Having spent the better part of the day tiptoeing down about 3,000ft we found ourselves at the nadir. By no means the lowest point in our experience, crossing the iron suspension bridge over the Colca’s mazy river did signal the lowest point geographically-speaking. The sun was beyond its zenith, casting its brilliance on the east face of the canyon, making shadow creep gracefully up the west face.

Scraping the Barrel to Find an Oasis

We had been descending all this time. Now we were walking along the canyon floor adjacent to the watercourse. Festooning the margins of the clear crystal water were orchards of figs and other succulent fruits. Vegetation was abundant. Light and warmth caressing in a very special place where the wind and the winds of change were banished.

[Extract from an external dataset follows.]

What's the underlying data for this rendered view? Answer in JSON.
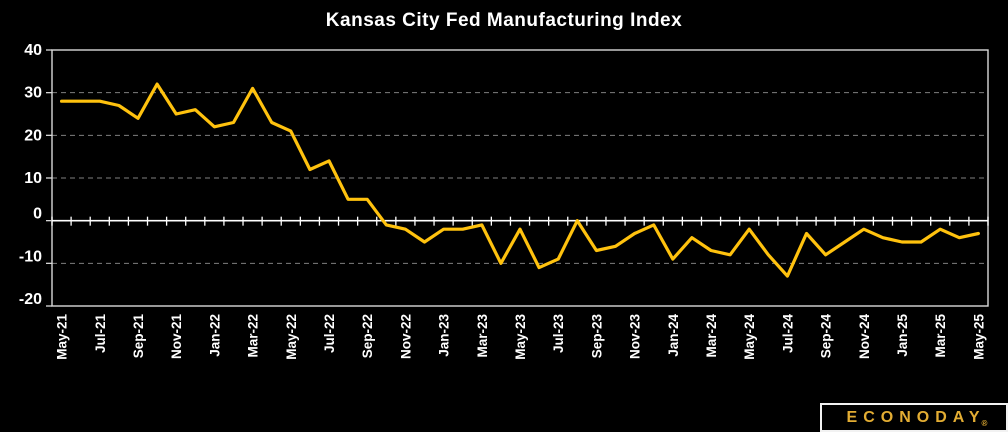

We walked and talked for the next couple of days along that canyon floor. We passed churches and villages, kids coming home from school, and guinea pigs flayed and hung out to dry. We stopped in a guesthouse with the most amazing swimming pool, fed to pure by an oasis. A classic desert oasis in the truest sense it was, fringed by date palms whose seedlings had come from half a world away.

It’s All Uphill From Here

On the third morning since taking the plunge into the world’s third deepest canyon, we gathered around our guide at 4am to face the trek back up and out. We obviously knew all along that what goes down must come up. But comfortable in our deep oasis on the previous evening, tipsy on rum and oxygen, I was contemplating a helicopter medevac out of there. The climb looked daunting, and was. 3,000ft straight up in the grip of incipient subtropical heat. Hence the reason we left before daybreak. As if to foreshadow what would be a gruelling hike out, my guide took one look at the packs I was carrying back and front, and shook his head in pity. “I told you to travel lightly, didn’t I?”

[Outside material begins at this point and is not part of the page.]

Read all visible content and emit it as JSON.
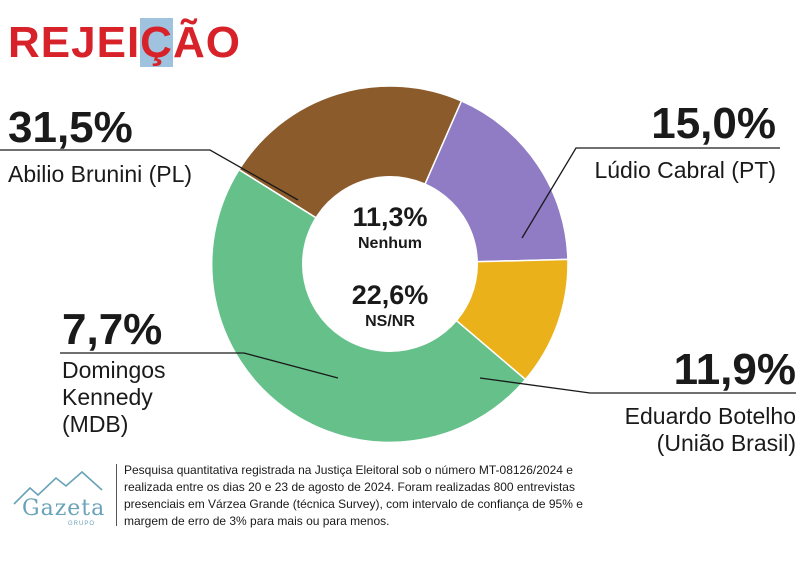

Half-light kissed the rim tops around an hour or two into the climb. Then, quick as ink blotting on paper, the dawn light seeped down until we rose to meet it a quarter of the way up. By then the pain of being a human packhorse had slowed my stride to a lumbering, teetering mess. My t-shirt was soaked with the sweat of my own labours. My bandana had to be wrung out every 100 metres or so. My eyes were weeping salty tears of pure perspiration. The line between myself and the other group members was attenuating fast, as they strode ahead. Overcome with guilt, eventually my guide offered, with a degree of reluctance visible in his grimace, to take one of my packs. But not before hailing a passing muleteer who refused.

Ghosts From the Past

Onward we clambered, inch by inch until at about 10am – a full 6 hours after setting off from the now microscopic guesthouse on the canyon floor – he and I emerged on the lip. Shattered, reddened to bursting, and vowing never to descend that far again with any baggage whatsoever, I collapsed in a heap. Beside me, by the grace of an ironic God, were a couple of Estonians I had climbed with a couple of weeks earlier. On that occasion, the altitude was so dizzying that it was they who struggled with hypoxia to the point of almost fainting, and me who offered a helping hand. Now there they were all smiles, relaxing after practically jogging up the Colca carrying nothing but a 7-litre daypack. And me, a sorry sight, temples pounding, eyes throbbing and near spent. Valió la pena? Was it worth the pain? Absolutamente!